Key Takeaways:
- The June 2026 Fastener Distributor Index reached 60.0, its strongest reading since mid-2021 and the 14th consecutive month of expansion, showing firm growth in the fastener industry.
- Sales acceleration surged to 79.8, with 63% of respondents reporting above-seasonal sales, as customer inventory levels improved sharply from 40.6 in May to 45.8 in June.
- Pricing held firm for a fifth straight month with zero respondents reporting lower month-over-month prices, even as the Forward-Looking Indicator eased modestly to 56.7 from 58.9.
The fastener market finished the first half of 2026 on strong footing. The seasonally adjusted Fastener Distributor Index, produced monthly by R.W. Baird and the FCH Sourcing Network, jumped to 60.0 in June, up from 56.9 in May. That’s the highest reading since mid-2021, eclipsing March’s previous peak of 59.7. It marks 14 consecutive months of readings above 50, in expansionary territory, signaling growth.
What Drove the June FDI to a Multi-Year High?
The headline gain traces back to two key moves: a sharp acceleration in sales and a meaningful improvement in customer inventory levels.
The sales index climbed to 79.8 from 72.4 in May. Sixty-three percent of respondents said sales came in above seasonal expectations, up from 59% the month prior and well ahead of the average of roughly 51% over the past year. Just 4% reported below-seasonal sales, compared to 13% in May.
“June was a record booking month and a very strong shipping period,” said one respondent. “Only bad news was hearing of some mid-year price increases due in July.”
Customer inventory levels have pulled down the index for months. They remained below 50, but the reading improved sharply to 45.8 from 40.6 in June. It’s the sixth consecutive sub-50 reading but the best result in that stretch. The share of respondents reporting inventories “lower than seasonal norms” fell to 21% from 25%, while the share reporting inventories “too high” rose to 12% from 6%, a sign that some restocking is beginning to take hold.
Employment dropped slightly to 60.4 from 62.5 in May, and supplier deliveries moderated to 56.3 from 57.8. Both remain comfortably above 50 and don’t point to any structural weakness, just a modest settling after a strong prior month.
What Does the Forward-Looking Indicator Signal for the Market?
The Forward-Looking Indicator, a weighted composite of four forward-looking inputs, fell a couple of points to 56.7 in June from 58.9 in May. It’s still solidly expansionary, but the direction is worth noting.
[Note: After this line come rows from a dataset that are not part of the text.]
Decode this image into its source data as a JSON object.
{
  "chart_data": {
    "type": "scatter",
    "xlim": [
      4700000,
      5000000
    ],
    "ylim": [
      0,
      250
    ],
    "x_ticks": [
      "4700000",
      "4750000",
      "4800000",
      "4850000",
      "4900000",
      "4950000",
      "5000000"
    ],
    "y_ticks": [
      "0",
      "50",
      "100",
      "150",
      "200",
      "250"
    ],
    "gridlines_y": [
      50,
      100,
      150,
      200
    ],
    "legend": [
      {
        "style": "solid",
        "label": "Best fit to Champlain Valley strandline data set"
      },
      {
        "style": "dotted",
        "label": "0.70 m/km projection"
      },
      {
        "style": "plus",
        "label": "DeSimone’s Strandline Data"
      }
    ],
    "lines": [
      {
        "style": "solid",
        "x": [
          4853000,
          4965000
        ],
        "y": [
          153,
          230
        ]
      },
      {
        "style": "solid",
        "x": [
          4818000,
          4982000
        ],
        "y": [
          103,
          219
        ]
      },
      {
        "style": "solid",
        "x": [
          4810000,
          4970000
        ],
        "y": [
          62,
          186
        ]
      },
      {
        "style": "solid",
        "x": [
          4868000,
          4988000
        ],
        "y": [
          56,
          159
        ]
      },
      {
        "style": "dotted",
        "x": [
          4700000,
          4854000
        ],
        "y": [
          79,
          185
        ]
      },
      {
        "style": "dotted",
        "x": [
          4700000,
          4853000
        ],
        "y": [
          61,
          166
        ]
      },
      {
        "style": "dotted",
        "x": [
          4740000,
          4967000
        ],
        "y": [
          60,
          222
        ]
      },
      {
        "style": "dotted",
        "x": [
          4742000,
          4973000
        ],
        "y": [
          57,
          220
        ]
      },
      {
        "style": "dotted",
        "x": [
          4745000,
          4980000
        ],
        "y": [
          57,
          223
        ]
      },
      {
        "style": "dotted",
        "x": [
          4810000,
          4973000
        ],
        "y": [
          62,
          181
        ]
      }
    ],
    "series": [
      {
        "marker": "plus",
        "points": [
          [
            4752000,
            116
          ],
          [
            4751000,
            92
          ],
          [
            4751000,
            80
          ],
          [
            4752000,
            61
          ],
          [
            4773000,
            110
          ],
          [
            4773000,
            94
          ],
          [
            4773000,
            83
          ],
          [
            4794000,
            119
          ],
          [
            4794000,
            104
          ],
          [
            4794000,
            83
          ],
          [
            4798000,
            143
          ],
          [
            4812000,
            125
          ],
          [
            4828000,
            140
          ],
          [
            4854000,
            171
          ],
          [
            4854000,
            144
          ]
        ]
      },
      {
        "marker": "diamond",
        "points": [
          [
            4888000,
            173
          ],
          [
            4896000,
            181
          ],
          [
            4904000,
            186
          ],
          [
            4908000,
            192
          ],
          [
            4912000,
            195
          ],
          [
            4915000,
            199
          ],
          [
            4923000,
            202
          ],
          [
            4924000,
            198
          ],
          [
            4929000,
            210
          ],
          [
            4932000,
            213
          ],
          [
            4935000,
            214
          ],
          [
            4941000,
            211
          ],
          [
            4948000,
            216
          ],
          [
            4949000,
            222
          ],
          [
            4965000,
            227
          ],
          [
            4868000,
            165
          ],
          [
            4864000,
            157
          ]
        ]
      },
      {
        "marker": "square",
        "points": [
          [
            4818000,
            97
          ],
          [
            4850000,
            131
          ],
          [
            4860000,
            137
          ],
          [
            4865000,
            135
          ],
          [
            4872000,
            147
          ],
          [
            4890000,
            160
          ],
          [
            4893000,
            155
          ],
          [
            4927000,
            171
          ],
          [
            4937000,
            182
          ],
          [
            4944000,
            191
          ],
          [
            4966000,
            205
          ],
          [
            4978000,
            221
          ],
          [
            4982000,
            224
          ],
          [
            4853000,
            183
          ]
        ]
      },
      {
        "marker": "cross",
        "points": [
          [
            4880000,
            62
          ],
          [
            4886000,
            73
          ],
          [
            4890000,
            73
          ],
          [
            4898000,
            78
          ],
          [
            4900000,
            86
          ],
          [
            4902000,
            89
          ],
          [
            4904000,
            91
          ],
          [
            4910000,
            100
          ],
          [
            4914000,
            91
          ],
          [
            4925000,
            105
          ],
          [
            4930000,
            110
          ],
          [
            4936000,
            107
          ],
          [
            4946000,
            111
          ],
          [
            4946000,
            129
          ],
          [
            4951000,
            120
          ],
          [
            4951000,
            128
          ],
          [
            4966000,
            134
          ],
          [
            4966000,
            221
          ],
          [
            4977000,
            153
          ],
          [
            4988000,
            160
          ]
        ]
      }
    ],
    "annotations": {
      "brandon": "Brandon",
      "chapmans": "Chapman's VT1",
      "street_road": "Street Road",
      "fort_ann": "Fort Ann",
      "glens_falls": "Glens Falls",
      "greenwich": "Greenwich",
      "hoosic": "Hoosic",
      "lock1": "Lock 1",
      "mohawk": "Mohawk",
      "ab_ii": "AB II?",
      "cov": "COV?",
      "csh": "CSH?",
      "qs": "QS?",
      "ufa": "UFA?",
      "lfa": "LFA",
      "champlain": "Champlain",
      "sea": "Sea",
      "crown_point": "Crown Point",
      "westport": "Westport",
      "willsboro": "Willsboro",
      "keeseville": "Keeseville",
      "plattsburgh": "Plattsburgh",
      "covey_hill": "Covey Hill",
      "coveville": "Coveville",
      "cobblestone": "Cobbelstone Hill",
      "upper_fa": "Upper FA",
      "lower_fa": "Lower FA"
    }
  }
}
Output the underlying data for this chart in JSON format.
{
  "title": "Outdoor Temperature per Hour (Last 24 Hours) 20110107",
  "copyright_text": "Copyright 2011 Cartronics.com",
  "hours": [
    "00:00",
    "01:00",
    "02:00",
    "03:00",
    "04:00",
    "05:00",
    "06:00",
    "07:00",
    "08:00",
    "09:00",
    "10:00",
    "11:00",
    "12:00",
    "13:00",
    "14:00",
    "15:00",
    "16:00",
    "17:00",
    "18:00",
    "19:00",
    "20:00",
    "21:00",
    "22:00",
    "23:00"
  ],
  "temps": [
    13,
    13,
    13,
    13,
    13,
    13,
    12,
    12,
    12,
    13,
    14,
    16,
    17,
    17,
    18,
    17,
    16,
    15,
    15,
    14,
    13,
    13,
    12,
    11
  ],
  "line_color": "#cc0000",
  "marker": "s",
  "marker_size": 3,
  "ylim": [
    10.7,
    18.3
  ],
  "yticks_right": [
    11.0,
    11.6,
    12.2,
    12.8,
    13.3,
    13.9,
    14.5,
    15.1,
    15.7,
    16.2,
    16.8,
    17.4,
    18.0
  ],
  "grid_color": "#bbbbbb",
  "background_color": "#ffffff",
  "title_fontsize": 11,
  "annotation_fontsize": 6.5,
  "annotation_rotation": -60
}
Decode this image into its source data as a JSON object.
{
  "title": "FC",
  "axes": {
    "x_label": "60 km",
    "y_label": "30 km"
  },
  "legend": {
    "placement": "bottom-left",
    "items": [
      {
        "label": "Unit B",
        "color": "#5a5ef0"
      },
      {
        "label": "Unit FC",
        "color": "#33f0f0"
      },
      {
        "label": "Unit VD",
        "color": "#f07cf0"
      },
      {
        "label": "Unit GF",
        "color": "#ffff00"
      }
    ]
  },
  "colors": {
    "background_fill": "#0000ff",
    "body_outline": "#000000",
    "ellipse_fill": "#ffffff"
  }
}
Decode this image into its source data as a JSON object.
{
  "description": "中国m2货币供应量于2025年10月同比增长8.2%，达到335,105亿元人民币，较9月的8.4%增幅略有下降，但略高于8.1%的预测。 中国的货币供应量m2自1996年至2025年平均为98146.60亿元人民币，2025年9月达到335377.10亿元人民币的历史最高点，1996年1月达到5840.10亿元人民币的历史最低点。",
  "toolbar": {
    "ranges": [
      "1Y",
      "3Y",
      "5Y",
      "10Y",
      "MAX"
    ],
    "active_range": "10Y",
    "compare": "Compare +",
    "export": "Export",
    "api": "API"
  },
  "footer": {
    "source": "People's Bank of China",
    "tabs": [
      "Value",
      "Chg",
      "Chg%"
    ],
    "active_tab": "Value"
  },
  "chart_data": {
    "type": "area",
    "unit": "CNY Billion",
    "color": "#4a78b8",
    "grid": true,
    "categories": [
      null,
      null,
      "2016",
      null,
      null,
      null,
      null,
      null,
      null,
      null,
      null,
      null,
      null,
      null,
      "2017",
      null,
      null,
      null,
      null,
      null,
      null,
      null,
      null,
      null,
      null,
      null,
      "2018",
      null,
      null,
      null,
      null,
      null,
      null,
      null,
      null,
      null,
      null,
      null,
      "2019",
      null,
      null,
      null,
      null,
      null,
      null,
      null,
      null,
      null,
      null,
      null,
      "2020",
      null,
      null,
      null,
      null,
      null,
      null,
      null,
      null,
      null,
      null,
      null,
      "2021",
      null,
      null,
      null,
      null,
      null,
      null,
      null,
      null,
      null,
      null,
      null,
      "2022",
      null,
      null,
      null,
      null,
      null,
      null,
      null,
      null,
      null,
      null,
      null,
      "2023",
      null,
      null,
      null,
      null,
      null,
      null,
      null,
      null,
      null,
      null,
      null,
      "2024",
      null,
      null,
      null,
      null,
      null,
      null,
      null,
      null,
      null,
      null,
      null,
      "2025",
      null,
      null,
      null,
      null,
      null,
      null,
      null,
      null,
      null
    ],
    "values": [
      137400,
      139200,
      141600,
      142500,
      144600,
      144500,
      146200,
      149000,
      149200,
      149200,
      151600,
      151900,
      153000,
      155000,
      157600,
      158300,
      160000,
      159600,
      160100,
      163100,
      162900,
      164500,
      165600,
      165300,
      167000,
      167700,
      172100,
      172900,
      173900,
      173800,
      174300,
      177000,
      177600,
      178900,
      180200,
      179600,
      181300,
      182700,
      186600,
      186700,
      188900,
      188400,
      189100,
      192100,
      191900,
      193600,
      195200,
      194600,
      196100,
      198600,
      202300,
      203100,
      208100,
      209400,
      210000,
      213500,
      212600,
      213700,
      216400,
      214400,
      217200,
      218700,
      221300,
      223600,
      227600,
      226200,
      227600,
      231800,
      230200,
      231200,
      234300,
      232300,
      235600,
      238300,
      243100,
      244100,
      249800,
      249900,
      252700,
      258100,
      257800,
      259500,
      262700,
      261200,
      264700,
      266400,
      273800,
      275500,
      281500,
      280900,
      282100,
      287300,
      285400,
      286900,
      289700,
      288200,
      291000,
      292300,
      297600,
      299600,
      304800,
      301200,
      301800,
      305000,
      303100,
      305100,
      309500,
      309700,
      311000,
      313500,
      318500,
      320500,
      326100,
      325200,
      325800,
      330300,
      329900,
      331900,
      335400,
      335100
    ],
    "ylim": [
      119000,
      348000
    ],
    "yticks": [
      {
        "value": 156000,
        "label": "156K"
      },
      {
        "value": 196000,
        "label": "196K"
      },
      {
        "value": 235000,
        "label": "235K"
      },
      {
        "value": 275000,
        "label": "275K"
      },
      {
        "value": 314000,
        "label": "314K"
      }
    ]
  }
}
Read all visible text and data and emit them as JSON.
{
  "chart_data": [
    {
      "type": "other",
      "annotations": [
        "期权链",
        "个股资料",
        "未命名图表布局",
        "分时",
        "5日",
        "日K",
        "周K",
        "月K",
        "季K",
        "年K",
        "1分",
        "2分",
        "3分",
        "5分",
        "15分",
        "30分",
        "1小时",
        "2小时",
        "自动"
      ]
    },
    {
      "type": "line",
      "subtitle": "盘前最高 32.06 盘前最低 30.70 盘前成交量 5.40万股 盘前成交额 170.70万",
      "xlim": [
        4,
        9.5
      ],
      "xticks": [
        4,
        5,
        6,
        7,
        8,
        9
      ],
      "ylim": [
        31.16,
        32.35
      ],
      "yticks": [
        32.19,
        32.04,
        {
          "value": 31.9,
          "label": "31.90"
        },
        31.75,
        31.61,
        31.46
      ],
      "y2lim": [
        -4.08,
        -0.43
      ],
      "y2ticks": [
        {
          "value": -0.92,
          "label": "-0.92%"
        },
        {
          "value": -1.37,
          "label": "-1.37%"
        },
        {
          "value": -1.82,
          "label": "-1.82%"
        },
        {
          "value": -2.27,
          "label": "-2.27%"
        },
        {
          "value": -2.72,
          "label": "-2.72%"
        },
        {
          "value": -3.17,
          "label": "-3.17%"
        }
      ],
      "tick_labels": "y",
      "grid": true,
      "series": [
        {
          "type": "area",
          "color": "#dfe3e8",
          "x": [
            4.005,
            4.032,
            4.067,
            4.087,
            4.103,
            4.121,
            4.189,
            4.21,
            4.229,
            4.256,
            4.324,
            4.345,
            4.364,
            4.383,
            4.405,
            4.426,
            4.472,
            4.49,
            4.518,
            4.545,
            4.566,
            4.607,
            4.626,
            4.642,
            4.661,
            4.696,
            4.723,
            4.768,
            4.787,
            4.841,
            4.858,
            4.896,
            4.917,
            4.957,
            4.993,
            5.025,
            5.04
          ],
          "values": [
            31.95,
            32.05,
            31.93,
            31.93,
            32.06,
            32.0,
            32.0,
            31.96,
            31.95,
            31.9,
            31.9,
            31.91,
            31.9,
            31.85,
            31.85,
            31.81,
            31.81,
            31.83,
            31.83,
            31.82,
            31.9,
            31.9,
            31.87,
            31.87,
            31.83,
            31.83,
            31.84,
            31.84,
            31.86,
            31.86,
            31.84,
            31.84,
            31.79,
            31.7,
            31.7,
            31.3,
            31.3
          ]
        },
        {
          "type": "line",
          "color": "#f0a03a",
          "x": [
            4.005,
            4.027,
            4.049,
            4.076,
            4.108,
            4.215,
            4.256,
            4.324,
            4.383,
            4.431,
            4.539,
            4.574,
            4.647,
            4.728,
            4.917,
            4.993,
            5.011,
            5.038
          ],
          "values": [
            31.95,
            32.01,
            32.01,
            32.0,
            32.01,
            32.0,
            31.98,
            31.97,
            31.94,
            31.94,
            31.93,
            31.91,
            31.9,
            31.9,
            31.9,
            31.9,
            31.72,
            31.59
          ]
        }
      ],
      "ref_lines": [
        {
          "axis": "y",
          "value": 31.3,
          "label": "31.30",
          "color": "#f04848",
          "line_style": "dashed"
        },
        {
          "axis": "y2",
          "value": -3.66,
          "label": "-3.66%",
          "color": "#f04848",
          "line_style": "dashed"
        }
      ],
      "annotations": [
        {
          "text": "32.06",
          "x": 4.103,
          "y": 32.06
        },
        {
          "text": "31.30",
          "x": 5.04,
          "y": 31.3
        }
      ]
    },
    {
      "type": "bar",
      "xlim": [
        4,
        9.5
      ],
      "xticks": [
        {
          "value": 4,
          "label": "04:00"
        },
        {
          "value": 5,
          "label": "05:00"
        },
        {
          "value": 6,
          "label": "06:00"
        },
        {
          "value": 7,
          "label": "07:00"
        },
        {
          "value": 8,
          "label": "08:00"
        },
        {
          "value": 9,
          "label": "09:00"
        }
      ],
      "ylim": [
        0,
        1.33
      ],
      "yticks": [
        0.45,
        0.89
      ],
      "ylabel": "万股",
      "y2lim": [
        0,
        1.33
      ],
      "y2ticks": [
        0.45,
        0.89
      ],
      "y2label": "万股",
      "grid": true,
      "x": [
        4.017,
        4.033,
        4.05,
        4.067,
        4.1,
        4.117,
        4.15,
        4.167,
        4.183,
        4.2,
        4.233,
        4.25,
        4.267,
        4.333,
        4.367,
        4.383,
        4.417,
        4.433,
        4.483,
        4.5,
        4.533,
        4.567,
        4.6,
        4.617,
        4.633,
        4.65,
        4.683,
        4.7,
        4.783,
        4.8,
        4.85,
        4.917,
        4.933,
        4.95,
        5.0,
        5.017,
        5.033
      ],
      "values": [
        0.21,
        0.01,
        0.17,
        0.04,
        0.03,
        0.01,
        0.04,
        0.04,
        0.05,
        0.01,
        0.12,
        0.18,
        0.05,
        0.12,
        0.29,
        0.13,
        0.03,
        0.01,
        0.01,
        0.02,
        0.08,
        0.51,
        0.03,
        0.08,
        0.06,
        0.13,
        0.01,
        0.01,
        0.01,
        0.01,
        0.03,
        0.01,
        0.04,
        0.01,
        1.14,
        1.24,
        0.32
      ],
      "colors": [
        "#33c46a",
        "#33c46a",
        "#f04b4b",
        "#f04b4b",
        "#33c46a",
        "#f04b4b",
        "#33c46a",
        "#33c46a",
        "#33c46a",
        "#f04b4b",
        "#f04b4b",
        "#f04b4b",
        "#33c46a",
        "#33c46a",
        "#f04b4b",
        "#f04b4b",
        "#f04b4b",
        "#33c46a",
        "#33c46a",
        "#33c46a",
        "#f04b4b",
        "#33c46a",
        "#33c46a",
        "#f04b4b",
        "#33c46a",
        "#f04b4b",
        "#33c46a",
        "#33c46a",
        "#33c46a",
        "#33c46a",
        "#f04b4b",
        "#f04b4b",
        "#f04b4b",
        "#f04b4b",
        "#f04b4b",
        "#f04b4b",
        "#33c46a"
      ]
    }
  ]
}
The softening was driven largely by the inventory rebuild and a slight dip in employment, only partially offset by a firmer six-month outlook. In fact, 54% of respondents now expect higher activity levels over the next six months, up modestly from 53% in May, and the share expecting lower levels dropped to 8% from 13%.
The ISM PMI edged down to 53.3 in June from 54.0 but posted its sixth consecutive reading above 50. The wider industrial economy continues to expand. The FLI’s modest retreat appears to reflect inventory normalization more than any softening in demand, and overall respondent sentiment stayed constructive heading into the second half of the year. However, not everyone was without reservation.
“Usage continues to remain flat, with sales tracking near inflationary growth rates,” said one respondent. “Data center activity remains strong across indirect verticals; however, we are seeing softness in other markets as a result of oil price pressures. Bookings continue to trend below expectations.”
How Are Fastener Pricing Trends Holding Up?
Pricing held its ground. 38% of respondents reported higher month-over-month prices in June, down from 56% in May, while the remaining 62% reported stable prices. Critically, no respondent reported lower month-over-month pricing for a fifth consecutive month. Pricing has either increased or held steady every month since February.
Year-over-year pricing continued to accelerate. 92% of participants reported higher prices than a year ago, up from 84% in May.
What the June FDI Means Going into Q3
June’s results put the fastener distribution sector in a strong position at the midpoint of 2026. There is still real sales momentum, inventories are beginning to normalize, and employment remains healthy.
Watch customer inventory levels and freight cost trajectories closely. Both will shape whether this run sustains through the second half. The data center demand that has driven much of the current growth will eventually shift, and softness in oil-sensitive markets is already visible.
The fundamentals, though, are sound. Fourteen consecutive months of expansion, a multi-year high growth reading, and broad sales outperformance. The fastener market is carrying real momentum into Q3.